Perhaps one of the most robust effects in the literature on phonological priming during spoken word recognition is the facilitation observed on the processing of auditory target words when they are preceded by auditory primes that share their final phonemes with targets (e.g., RAMP–LAMP; Dumay et al., 2001; Monsell & Hirsh, 1998; Norris et al., 2002; Radeau, 1995; Radeau et al., 1994, 1995; Spinelli et al., 2001; Slowiaczek et al., 1987, 2000). This facilitation effect has been found to depend heavily on whether the primes and targets rhyme, and so share all phonemes from vowel to word offset.
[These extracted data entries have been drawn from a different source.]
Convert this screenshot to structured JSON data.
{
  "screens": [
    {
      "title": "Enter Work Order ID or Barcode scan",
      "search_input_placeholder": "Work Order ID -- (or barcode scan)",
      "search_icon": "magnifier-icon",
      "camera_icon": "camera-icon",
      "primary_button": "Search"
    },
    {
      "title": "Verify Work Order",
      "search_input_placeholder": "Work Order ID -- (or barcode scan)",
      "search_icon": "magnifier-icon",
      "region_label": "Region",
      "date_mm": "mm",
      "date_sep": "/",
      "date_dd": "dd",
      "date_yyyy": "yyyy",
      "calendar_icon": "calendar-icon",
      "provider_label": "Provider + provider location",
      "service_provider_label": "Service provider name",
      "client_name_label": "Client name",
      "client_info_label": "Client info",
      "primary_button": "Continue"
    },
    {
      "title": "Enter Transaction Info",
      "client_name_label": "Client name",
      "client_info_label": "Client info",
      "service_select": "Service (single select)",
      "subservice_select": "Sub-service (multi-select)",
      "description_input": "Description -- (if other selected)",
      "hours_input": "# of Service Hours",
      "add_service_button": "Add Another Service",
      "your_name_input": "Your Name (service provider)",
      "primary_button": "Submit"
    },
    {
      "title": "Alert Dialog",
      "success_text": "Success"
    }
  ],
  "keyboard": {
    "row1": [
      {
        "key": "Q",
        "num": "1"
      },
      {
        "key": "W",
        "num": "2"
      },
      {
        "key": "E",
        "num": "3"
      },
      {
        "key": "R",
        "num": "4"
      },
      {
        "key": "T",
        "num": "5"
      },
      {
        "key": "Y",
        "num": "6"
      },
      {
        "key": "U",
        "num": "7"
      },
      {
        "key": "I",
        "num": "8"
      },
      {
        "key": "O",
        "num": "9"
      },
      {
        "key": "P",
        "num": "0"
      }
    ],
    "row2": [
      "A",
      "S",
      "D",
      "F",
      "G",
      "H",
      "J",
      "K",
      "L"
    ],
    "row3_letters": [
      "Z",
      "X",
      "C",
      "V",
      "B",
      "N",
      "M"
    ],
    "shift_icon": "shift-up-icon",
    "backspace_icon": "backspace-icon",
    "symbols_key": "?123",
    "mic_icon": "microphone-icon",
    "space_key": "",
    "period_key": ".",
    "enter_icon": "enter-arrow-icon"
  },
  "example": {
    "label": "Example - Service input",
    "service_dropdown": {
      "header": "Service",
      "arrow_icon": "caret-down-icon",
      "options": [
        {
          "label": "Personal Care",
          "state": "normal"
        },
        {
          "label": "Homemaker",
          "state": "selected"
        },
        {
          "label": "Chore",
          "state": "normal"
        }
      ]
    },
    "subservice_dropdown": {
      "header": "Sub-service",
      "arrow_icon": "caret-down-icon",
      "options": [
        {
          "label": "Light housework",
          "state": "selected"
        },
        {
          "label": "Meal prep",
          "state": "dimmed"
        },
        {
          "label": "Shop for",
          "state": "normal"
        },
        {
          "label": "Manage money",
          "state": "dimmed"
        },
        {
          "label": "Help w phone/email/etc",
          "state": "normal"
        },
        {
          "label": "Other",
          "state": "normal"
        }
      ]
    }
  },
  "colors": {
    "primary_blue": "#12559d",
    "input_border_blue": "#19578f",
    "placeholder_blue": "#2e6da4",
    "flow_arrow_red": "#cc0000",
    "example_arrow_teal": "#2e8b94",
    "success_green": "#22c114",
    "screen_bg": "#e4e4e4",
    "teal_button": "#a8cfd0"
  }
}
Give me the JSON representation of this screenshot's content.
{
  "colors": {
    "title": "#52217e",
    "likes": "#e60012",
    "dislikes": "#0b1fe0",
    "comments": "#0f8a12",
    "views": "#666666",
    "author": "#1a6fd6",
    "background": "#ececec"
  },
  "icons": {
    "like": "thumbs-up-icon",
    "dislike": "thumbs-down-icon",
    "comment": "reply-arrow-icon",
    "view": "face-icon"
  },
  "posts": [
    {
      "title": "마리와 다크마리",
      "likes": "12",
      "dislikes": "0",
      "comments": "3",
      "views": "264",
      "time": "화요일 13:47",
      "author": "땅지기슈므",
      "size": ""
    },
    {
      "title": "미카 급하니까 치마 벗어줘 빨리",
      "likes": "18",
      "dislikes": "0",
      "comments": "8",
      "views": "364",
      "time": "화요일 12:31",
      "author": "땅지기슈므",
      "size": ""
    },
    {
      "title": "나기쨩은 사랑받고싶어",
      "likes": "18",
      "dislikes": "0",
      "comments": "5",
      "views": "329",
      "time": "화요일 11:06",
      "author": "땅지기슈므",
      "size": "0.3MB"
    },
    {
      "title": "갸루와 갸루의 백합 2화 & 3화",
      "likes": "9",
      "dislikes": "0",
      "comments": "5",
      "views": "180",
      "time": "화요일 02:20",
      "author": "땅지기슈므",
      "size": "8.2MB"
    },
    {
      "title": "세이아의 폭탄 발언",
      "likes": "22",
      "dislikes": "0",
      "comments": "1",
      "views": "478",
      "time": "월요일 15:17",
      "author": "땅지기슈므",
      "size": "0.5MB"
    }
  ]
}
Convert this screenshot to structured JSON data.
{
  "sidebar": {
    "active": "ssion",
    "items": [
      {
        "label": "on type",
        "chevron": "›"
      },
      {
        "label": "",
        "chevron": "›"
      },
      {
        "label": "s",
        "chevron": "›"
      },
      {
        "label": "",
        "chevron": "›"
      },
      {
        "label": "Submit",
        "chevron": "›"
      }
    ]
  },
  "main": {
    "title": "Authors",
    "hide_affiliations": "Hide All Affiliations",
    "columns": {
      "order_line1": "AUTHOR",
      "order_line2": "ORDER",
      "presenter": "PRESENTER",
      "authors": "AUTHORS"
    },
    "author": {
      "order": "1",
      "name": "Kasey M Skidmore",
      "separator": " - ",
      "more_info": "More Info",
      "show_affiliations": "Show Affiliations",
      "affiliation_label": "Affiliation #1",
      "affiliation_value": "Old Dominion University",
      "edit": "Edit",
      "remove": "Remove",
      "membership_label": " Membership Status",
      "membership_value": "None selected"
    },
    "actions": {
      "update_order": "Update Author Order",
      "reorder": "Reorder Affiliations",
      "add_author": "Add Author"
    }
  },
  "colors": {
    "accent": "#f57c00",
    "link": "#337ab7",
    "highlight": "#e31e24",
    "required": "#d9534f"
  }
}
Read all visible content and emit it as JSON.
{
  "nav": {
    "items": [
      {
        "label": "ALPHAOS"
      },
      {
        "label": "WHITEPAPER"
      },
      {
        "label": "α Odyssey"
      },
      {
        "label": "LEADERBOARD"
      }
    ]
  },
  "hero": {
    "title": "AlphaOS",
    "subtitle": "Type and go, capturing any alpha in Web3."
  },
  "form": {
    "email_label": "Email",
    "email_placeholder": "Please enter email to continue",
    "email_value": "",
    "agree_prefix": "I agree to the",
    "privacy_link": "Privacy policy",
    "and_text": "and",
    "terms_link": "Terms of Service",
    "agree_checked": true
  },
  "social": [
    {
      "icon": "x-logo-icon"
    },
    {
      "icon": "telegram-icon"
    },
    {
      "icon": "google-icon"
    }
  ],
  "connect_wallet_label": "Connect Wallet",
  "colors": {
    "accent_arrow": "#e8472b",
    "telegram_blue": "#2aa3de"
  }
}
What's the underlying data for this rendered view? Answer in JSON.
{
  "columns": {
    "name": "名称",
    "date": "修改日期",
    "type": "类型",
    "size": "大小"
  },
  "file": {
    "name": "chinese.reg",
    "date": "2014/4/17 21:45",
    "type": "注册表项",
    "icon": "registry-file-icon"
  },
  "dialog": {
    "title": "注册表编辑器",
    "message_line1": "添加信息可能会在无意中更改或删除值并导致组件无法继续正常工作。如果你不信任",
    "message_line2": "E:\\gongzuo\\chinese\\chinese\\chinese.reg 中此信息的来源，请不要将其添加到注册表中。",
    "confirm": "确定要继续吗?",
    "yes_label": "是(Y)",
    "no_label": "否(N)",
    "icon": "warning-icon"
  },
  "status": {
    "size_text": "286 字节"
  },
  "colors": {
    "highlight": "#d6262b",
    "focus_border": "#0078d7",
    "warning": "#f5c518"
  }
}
For example, in a shadowing task, Radeau (1995) manipulated the amount of final overlap between primes and targets. She observed facilitation for rime overlap (e.g., FLAMME–TRAME) in comparison to an unrelated prime condition (e.g., CLOCHE–TRAME), but no increase in the effect when the overlap included the final consonant of the onset in addition to the rime (e.g., GRAMME–TRAME). When primes and targets shared only their last consonant (e.g., FLEMME–TRAME), no effect was found. Also, in a study using the shadowing task and controlling for the number of shared phonemes in the different priming condition, Slowiaczek et al. (2000) obtained a greater facilitation effect when primes and targets shared the rime (e.g., RANK–BANK) than when prime–target overlap did not include the rime (e.g., inflected words HONKED–BANKED). Interestingly, Slowiaczek et al. also showed that the final overlap facilitation effect was no longer observed when primes and targets shared the vowel but none of the following consonants (e.g., RAMP–BANK), thus suggesting that vowel overlap alone is not sufficient to obtain rime priming.

The rime priming effect has two key components that suggest that prelexical representations and not lexical representations are responsible for the effect. First, the size of rime priming effects does not vary as a function of the relative frequency of the primes and the targets. Effects of similar size were found for word targets of lower frequency than primes and for word targets of higher frequency than primes (Radeau et al., 1995). Finally, rime priming effects are not influenced by the lexical status of primes and targets. Similar effects were found with word primes and pseudoword primes (e.g., Radeau et al., 1994; Slowiaczek et al., 2000). Also, rime priming effects have been observed for word and pseudoword targets (e.g., Dumay et al., 2001). These results suggest that facilitatory rime priming effects are driven by prelexical representations that are shared across primes and targets. Activation of these shared representations during prime processing then impacts the subsequent processing of the target.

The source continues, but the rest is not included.